Most of the online information relating to insurance plans, product portfolios, etc. is overly broad by design. Carriers and brokers don't want to get too specific because not every detail applies to every client. Still, you should make a point of providing targeted information to your clients. Anything that might be specific to their industry, workforce, etc. should be compiled and delivered to them.
It goes without saying that brokers should be providing clients with regular updates about current benefits, future possibilities, proposed changes, etc. This can be done in any number of ways. A weekly or monthly newsletter is but one possibility. Sending a newsletter out every month keeps clients in the loop and proactively answers questions. Most importantly, being kept informed makes clients feel more confident in the decisions they make.

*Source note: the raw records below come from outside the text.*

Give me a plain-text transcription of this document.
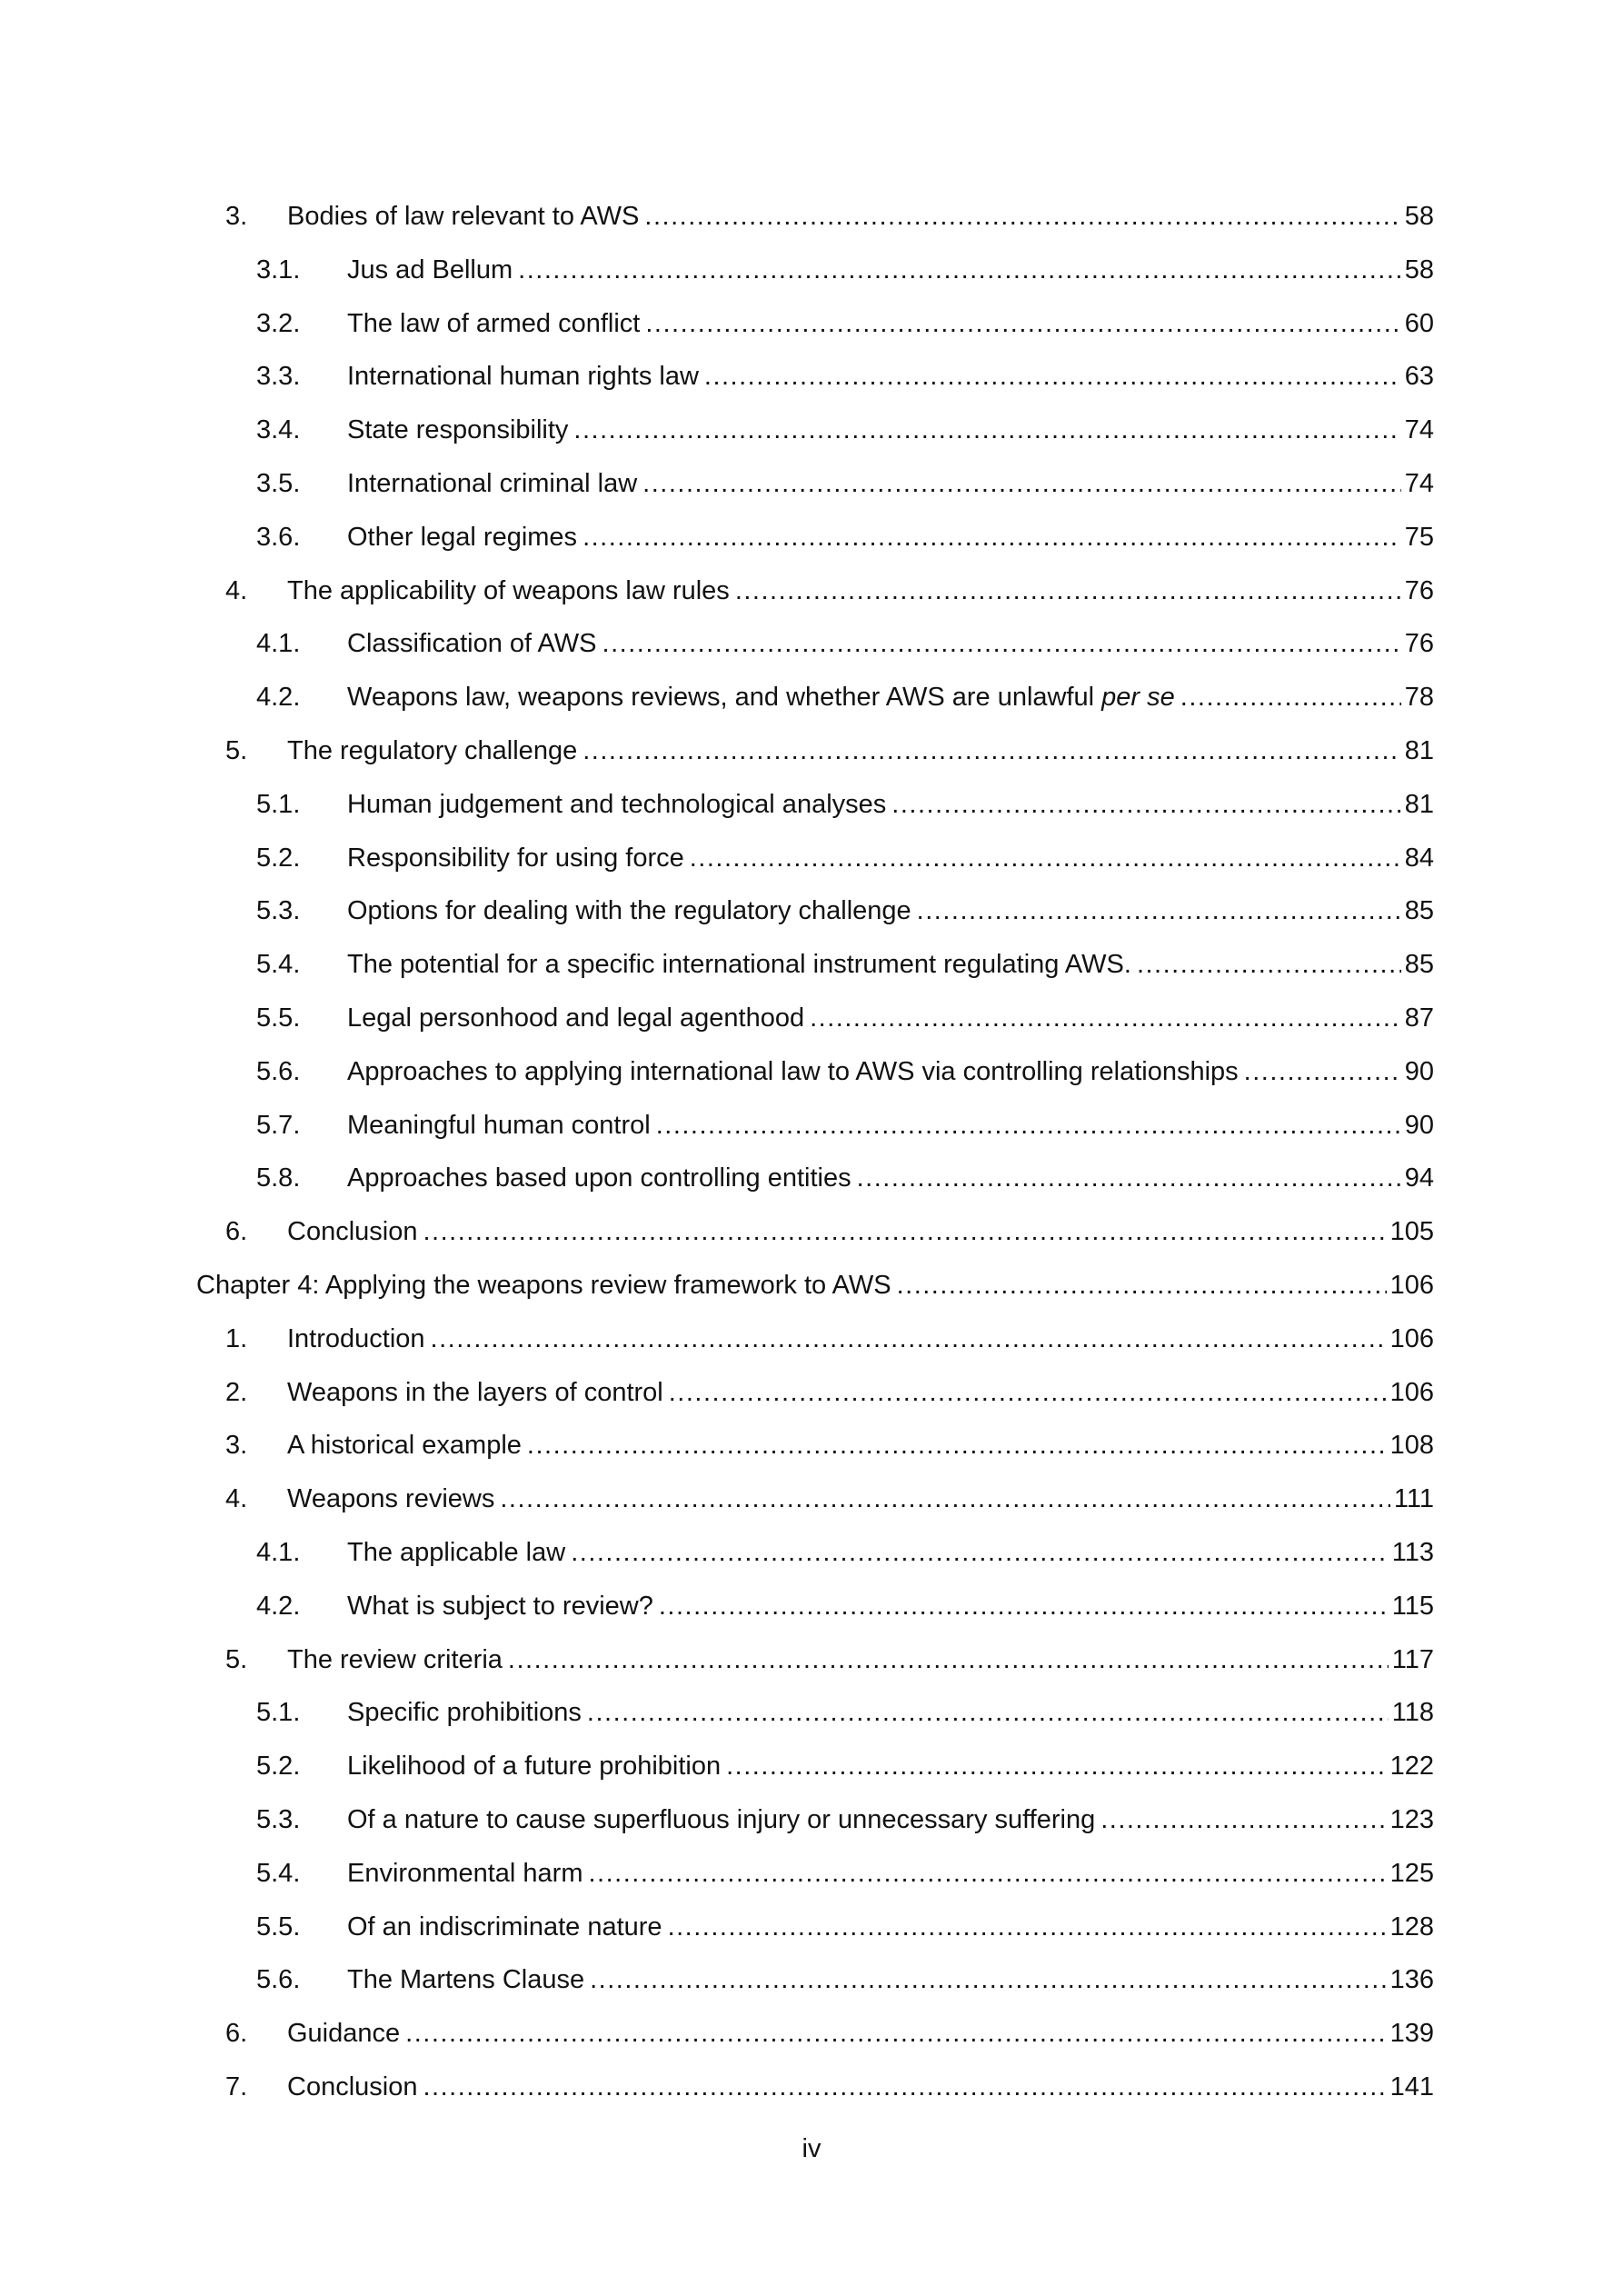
3.	Bodies of law relevant to AWS .....	58
3.1.	Jus ad Bellum .....	58
3.2.	The law of armed conflict .....	60
3.3.	International human rights law .....	63
3.4.	State responsibility .....	74
3.5.	International criminal law .....	74
3.6.	Other legal regimes .....	75
4.	The applicability of weapons law rules .....	76
4.1.	Classification of AWS .....	76
4.2.	Weapons law, weapons reviews, and whether AWS are unlawful per se .....	78
5.	The regulatory challenge .....	81
5.1.	Human judgement and technological analyses .....	81
5.2.	Responsibility for using force .....	84
5.3.	Options for dealing with the regulatory challenge .....	85
5.4.	The potential for a specific international instrument regulating AWS. .....	85
5.5.	Legal personhood and legal agenthood .....	87
5.6.	Approaches to applying international law to AWS via controlling relationships .....	90
5.7.	Meaningful human control .....	90
5.8.	Approaches based upon controlling entities .....	94
6.	Conclusion .....	105
Chapter 4: Applying the weapons review framework to AWS .....	106
1.	Introduction .....	106
2.	Weapons in the layers of control .....	106
3.	A historical example .....	108
4.	Weapons reviews .....	111
4.1.	The applicable law .....	113
4.2.	What is subject to review? .....	115
5.	The review criteria .....	117
5.1.	Specific prohibitions .....	118
5.2.	Likelihood of a future prohibition .....	122
5.3.	Of a nature to cause superfluous injury or unnecessary suffering .....	123
5.4.	Environmental harm .....	125
5.5.	Of an indiscriminate nature .....	128
5.6.	The Martens Clause .....	136
6.	Guidance .....	139
7.	Conclusion .....	141
iv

Your clients need to have some sort of direction well in advance of annual renewal. Going into renewal without a sense of direction is a recipe for disaster. How do you avoid such disasters? By providing regular client assessments. Once or twice a year, sit down with each of your clients and assess where they stand. Discuss whether or not current benefits are working for them. Talk about future growth plans, or even plans to downsize. Regular assessments make it easier to recommend products and services in advance.
Finally, your clients expect you to be the expert in all things insurance and benefits. Your job is to become that expert. Make a point of learning absolutely everything you can about the products and services in your portfolio. Pay attention to the news; keep track of regulatory and legislative changes; take the time to understand current events and how they affect employee benefits.
A good guide is a competent, knowledgeable guide who knows how to pass information along to clients. Your skills as a guide will ultimately determine your success as a broker. Remember that.